Federal Way Public Schools will pay $5.25 million to the family of a high school student who died from sudden cardiac arrest suffered at a summer football practice in 2018.
Allen Harris, a 16-year-old sophomore, was participating in a conditioning practice on an "exceptionally hot" July 24 afternoon when he collapsed and suffered a seizure after completing several sets of wind sprints. Three coaches at the scene failed to recognize the sudden cardiac arrest symptoms, according to a lawsuit filed by his family, and didn't resuscitate him or retrieve an automated external defibrillator inside the gym office just a few yards away.
"The coaches believed Allen was simply having a seizure and had another player pour water on his head," according to court documents and a statement issued by the family's attorneys at Connelly Law Offices.
Whitney Chiang, a spokesperson for the Federal Way school district, said in a statement that Harris' death "was felt across Federal Way Public Schools, and those who knew him continue to feel this loss."
"We know our coaches did their best in a very difficult situation," she said, adding that the district's risk managers negotiated the settlement during mediation.
"Our hearts go out to those who continue to grieve the loss of this bright young man," Chiang said.
Harris fell to the ground while taking a break after finishing two sets of the sprints alongside other students. According to the National Weather Service, the high temperature on that day was 81 degrees, with humidity at 36%.
Head coach Carl Green, along with assistant coaches Jared Wren and Elijah Miller, were overseeing the workout. According to court documents and sworn depositions, Green ran over to Harris and saw he was "unresponsive with his eyes back and seizing." Miller called 911.
The lawsuit alleges more than 10 minutes passed before EMTs arrived and began attempts to resuscitate the unconscious boy. Two more minutes elapsed before the medics were able to try to shock his heart to restore a heartbeat, the lawsuit claims. Harris later died at St. Francis Hospital.
His family sued the Federal Way school district in 2019. According to family attorney Micah LeBank, discovery in the case revealed the coaches hadn't been properly trained to identify or respond to sudden cardiac arrest, which the lawsuit claims is a "well recognized medical emergency that high school programs are required to be prepared for."
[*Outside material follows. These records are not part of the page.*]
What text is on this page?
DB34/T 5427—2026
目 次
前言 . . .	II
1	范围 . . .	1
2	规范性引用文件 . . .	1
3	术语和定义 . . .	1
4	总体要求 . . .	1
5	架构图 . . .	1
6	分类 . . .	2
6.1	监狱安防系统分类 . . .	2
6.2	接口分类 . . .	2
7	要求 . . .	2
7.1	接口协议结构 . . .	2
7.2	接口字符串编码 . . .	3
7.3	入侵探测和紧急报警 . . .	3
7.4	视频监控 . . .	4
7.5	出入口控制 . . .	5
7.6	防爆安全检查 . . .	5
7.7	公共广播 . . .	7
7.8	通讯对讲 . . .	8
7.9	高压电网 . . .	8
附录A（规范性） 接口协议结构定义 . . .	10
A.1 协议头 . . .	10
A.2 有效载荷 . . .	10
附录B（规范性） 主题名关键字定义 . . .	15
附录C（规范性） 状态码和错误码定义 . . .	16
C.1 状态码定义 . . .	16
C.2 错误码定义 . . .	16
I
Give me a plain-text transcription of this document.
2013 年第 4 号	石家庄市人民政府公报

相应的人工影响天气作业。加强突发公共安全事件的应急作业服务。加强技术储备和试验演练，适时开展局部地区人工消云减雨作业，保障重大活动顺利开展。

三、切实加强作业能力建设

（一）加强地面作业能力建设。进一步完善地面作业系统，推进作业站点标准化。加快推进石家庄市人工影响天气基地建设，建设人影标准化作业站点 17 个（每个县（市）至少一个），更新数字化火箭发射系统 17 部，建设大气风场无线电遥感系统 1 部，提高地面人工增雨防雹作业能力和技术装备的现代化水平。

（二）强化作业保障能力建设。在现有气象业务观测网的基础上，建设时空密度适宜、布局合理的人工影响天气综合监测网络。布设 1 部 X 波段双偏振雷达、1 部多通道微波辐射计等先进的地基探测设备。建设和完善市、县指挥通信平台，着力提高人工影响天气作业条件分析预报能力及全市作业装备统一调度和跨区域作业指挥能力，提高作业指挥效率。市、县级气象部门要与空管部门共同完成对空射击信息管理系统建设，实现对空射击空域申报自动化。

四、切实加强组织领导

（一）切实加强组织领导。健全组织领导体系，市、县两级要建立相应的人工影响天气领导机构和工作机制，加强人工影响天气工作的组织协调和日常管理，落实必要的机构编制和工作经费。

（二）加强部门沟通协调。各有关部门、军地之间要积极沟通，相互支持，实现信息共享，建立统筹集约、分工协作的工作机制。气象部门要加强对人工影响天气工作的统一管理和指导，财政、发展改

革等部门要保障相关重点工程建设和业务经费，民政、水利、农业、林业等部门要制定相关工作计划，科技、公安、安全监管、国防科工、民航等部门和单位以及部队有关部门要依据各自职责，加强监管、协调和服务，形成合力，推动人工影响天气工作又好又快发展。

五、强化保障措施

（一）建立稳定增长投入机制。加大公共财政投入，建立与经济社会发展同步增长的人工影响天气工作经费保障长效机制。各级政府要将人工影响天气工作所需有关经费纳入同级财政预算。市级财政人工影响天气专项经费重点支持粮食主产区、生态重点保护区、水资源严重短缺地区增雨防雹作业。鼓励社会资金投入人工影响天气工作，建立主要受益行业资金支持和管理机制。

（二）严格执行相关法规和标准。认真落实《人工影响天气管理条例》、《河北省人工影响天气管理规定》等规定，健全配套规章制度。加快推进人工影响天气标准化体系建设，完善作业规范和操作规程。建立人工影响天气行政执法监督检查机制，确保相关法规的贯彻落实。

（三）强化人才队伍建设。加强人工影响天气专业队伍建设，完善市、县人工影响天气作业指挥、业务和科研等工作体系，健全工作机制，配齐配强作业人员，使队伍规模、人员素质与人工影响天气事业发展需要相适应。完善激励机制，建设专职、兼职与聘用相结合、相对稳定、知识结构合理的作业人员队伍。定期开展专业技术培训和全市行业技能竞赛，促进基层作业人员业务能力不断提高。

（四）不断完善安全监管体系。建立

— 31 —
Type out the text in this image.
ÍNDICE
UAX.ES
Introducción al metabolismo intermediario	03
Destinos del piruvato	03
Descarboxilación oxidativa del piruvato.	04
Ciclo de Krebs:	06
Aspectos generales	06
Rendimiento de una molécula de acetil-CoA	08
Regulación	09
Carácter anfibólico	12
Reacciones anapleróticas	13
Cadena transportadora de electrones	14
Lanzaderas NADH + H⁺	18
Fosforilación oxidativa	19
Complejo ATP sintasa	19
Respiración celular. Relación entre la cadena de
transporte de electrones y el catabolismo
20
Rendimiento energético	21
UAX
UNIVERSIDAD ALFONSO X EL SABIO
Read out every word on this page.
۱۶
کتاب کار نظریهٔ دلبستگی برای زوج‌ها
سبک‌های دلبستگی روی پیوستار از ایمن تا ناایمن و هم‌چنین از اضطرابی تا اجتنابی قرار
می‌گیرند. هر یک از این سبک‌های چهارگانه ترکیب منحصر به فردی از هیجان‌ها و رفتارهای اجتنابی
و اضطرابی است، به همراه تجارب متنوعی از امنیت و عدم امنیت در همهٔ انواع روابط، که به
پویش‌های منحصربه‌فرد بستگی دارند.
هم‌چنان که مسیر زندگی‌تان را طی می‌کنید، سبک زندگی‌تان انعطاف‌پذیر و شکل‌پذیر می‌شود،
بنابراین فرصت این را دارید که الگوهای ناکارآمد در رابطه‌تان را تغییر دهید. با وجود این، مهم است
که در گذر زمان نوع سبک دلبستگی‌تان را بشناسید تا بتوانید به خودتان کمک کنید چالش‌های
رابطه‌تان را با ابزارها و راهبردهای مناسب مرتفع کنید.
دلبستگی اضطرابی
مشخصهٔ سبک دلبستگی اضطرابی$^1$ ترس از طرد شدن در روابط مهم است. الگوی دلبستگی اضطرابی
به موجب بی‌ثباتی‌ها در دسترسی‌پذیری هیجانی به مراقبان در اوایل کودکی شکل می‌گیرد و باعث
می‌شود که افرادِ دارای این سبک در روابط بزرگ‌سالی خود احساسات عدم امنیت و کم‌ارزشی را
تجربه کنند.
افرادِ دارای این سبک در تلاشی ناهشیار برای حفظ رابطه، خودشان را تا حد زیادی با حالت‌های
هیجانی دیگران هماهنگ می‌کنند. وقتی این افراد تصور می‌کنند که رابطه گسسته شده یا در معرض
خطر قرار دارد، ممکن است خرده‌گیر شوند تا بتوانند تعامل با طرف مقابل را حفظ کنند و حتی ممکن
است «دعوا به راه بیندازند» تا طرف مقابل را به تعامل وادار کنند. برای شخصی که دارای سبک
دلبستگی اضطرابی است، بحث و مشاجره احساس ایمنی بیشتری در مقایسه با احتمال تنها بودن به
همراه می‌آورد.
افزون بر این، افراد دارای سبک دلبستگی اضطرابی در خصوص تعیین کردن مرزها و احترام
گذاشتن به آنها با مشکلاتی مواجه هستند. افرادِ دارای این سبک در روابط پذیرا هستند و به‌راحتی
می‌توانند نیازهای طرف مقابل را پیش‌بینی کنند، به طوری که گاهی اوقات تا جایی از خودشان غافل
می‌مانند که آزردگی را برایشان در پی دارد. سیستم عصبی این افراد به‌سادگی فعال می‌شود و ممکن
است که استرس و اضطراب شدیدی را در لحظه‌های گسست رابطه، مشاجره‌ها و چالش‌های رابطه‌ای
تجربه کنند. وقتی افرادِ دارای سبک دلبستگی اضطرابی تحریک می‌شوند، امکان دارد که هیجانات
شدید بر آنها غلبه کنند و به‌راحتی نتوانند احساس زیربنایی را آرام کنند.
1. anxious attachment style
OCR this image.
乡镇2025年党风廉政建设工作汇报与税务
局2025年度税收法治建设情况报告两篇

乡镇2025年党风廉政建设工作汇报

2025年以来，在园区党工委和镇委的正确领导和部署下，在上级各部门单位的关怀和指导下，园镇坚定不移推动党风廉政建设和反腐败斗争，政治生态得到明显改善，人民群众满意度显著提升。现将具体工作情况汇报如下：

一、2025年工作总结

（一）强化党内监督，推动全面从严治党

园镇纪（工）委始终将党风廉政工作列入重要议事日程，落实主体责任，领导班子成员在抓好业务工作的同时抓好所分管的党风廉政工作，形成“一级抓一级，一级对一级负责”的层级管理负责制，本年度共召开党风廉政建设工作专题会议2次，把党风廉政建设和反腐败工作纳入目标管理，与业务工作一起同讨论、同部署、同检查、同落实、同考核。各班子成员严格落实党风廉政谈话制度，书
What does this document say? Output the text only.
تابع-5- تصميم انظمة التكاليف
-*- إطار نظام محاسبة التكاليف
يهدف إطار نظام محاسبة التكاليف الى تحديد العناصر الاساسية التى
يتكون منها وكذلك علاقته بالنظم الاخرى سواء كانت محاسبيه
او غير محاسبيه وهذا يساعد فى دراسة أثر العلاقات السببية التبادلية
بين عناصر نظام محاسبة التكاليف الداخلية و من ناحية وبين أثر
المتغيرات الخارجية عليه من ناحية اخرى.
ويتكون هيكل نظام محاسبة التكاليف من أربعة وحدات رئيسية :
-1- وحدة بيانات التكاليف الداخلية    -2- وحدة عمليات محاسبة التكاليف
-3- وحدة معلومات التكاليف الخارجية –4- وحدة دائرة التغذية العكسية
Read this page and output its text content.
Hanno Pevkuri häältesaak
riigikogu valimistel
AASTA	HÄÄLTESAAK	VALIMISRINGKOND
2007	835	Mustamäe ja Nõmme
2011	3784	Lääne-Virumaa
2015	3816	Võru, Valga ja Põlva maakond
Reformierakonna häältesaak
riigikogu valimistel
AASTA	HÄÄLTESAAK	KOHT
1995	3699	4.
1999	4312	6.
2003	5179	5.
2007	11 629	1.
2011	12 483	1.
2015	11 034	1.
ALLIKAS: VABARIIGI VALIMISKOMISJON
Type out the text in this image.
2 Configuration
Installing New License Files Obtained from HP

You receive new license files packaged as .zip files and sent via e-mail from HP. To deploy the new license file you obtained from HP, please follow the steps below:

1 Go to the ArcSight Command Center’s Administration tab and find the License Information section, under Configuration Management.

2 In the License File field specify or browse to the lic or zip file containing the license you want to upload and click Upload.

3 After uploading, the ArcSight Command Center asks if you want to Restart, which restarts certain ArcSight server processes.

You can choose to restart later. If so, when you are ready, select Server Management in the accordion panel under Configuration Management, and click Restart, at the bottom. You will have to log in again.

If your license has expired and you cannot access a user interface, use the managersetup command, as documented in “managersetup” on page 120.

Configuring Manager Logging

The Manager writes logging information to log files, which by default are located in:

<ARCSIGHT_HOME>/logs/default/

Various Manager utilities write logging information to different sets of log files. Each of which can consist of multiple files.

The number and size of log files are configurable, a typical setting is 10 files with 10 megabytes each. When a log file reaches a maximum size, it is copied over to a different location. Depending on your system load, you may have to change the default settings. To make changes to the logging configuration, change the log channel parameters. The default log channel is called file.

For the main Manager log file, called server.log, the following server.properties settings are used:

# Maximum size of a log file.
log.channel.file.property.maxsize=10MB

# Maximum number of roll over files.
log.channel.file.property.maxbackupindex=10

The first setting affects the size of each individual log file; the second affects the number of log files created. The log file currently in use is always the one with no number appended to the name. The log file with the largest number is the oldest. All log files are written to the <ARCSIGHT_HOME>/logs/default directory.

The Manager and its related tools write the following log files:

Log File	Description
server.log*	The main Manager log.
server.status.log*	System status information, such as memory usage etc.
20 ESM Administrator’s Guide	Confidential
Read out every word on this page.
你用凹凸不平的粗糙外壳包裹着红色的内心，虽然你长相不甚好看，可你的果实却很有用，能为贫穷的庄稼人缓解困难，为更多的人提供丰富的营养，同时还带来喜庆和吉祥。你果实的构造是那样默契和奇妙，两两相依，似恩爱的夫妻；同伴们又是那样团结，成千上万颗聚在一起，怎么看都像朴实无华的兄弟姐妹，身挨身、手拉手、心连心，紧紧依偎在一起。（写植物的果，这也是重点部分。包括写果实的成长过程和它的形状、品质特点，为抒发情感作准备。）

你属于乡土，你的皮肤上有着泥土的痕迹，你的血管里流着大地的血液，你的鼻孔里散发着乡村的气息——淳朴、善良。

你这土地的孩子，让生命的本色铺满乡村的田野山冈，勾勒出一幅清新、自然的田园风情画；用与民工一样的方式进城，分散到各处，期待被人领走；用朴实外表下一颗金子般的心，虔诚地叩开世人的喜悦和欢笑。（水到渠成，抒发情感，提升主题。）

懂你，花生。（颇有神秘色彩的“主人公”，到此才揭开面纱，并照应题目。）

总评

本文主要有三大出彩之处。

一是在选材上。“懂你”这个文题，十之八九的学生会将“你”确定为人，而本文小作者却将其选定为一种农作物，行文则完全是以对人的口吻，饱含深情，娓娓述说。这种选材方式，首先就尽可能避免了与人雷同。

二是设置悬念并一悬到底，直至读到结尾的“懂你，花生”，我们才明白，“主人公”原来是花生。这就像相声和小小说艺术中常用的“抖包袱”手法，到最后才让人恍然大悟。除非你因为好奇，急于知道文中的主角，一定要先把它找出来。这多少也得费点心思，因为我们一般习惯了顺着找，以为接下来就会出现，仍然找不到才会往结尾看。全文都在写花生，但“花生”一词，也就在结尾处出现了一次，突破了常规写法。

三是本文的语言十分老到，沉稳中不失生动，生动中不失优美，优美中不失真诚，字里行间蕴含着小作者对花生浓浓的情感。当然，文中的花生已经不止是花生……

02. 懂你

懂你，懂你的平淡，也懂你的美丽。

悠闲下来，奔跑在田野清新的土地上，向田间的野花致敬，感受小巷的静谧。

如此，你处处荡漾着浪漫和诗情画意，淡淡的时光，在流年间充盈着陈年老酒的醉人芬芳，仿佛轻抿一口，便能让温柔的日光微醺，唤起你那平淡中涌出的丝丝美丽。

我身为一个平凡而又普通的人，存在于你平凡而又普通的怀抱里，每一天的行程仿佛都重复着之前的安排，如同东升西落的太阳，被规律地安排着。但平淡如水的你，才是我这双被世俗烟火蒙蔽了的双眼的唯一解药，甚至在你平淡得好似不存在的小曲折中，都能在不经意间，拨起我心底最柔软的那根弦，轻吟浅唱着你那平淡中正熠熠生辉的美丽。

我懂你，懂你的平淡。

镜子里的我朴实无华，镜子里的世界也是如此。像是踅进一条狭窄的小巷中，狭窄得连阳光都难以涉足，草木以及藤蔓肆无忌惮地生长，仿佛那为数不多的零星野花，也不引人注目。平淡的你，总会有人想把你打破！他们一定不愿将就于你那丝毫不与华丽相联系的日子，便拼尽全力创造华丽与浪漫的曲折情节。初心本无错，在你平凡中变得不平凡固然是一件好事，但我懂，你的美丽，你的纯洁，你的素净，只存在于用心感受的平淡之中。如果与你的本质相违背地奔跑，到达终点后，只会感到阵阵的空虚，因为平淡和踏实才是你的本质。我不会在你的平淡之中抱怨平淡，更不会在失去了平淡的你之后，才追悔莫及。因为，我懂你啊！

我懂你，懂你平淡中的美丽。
Court documents quote findings from a National Athletic Trainers' Association task force, established in 2006, that recognized sudden cardiac arrest as a significant issue within high school sports and established protocols for coaches and trainers whose players are stricken.
The group found the "single greatest factor affecting survival after out-of-hospital cardiac arrest is the time interval from arrest to defibrillation," through the use of an automated external defibrillator, a device that can be used by a layperson to identify life-threatening heart rhythms and administer a shock to restart the heart to a normal rhythm.
The lawsuit said an AED in the Federal Way High School gym could have been retrieved in "15 to 20 seconds," according to court pleadings.
Federal Way High School had hired an outside provider to prepare an emergency action plan for sudden cardiac arrest but had not provided that plan to the coaches, according to court pleadings.
LeBank said the Washington Interscholastic Activities Association instructs coaches that if an athlete collapses for no apparent reason and is unresponsive, they should assume the cause is sudden cardiac arrest, immediately start CPR and deploy an AED.
The Federal Way coaches were not familiar with that training and mistook Harris' sudden cardiac arrest for a seizure, according to the lawsuit. The district appealed the litigation to Division I of the Court of Appeals, which sided with the Harris family and ruled the district owed a duty to students to prepare for medical emergencies.
The lawsuit showed that some sworn statements contradicted 911 recordings and EMT reports. In pleadings, the district and Green, the head coach, had said Harris was initially "conscious and responsive," but Miller, an assistant coach, told the 911 operator Harris was unresponsive, unconscious and seizing. When EMTs arrived, Harris was unconscious and had no pulse, according to the pleadings.
Harris is survived by his parents, Rod and Dee Harris.
"The Harris family hopes that this settlement will encourage school districts to train their coaches to identify and respond to Sudden Cardiac Arrest and hope that Allen's legacy can save the lives of other students and student athletes," the family said in a statement.